Im Kern folgt der Europäische Gerichtshof mit diesem Urteil einer wegweisenden Entscheidung des Europäischen Patentamtes von vor drei Jahren. Dieses hatte das amerikanische WARF/Thomson-Patent, bei dem es auch um die Gewinnung von ES-Zellen ging, für in Europa nicht gültig erklärt, weil es gegen die sogenannte Ordre-Public-Klausel, also gegen die guten Sitten, verstößt. Schon damals war vermutet worden, dass diese Entscheidung auch den Fall Brüstle beeinflussen würde.

Der Europäische Gerichtshof hat nun auch bekräftigt, dass Verfahren, die auf die Herstellung von Vorläuferzellen zielen und auf ES-Zellen zurückgehen, ebenfalls nicht patentiert werden können. Auf diese Weise kann das Verbot nicht durch eine geschickte Abfassung der Patentschrift umgangen werden.

Allerdings kommt das Urteil auch etwas spät. Denn längst kaprizieren sich Stammzell-Forscher nicht mehr auf die ethisch bedenklichen ES-Zellen, sondern auf die induzierten pluripotenten Stammzellen, die aus normalen Körperzellen des Menschen gewonnen werden können.
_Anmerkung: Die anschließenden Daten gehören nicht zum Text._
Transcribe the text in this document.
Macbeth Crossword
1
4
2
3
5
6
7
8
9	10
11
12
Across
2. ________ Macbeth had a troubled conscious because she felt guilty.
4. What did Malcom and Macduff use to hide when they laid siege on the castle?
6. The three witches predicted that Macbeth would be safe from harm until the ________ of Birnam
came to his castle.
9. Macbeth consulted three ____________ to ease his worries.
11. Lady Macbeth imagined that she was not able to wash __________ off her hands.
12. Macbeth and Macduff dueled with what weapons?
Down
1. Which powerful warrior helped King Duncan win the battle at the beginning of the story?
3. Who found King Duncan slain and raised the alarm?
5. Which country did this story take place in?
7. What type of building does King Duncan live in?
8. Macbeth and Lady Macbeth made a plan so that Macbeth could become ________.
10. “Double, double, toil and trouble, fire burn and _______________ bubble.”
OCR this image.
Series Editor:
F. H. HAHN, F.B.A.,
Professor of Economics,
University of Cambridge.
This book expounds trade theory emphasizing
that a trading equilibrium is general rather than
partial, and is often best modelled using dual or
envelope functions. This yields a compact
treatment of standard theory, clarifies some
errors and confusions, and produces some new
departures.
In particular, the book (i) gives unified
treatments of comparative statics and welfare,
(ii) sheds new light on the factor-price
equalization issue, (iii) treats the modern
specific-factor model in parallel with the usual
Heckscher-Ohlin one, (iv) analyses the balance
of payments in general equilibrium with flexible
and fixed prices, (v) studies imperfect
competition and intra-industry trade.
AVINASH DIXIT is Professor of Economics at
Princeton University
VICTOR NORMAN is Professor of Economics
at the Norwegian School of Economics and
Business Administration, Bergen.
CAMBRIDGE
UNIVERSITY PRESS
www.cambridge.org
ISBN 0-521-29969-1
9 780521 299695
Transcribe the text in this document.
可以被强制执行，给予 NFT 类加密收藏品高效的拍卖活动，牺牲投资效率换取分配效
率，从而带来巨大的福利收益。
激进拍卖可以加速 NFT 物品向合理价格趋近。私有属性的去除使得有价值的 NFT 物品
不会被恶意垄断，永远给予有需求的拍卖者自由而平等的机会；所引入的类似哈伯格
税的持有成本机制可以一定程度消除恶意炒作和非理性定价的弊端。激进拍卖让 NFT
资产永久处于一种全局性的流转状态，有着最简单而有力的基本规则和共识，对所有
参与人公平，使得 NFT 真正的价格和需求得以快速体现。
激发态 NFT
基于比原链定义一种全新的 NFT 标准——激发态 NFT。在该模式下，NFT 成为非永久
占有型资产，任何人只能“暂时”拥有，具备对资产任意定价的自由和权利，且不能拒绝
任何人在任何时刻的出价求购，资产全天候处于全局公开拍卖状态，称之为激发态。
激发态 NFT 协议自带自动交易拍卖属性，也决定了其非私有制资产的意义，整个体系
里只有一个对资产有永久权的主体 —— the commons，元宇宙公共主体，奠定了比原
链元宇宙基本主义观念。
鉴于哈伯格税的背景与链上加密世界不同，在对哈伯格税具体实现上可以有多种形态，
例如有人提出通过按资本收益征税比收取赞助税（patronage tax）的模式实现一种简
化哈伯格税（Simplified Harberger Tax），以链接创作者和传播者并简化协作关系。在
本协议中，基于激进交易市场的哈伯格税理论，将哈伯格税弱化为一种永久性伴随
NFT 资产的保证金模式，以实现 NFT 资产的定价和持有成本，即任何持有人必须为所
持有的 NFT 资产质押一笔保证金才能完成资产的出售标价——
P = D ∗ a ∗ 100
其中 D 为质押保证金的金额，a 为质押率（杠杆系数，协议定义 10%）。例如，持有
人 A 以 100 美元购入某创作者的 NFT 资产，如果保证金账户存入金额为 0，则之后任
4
Ob sie für den therapeutischen Einsatz geeignet sind, ist aber noch nicht abzusehen.

Symptomatisch ist, dass die obersten europäischen Richter betonen, „die einschlägigen Vorschriften nur juristisch“ auslegen und keinesfalls „auf Fragen medizinischer und ethischer Natur“ eingehen zu wollen. Um das Ansehen der Bioethik scheint es unter Juristen nicht gut bestellt. Daran hat sich seit dem Jahr 2000 jedenfalls nichts geändert.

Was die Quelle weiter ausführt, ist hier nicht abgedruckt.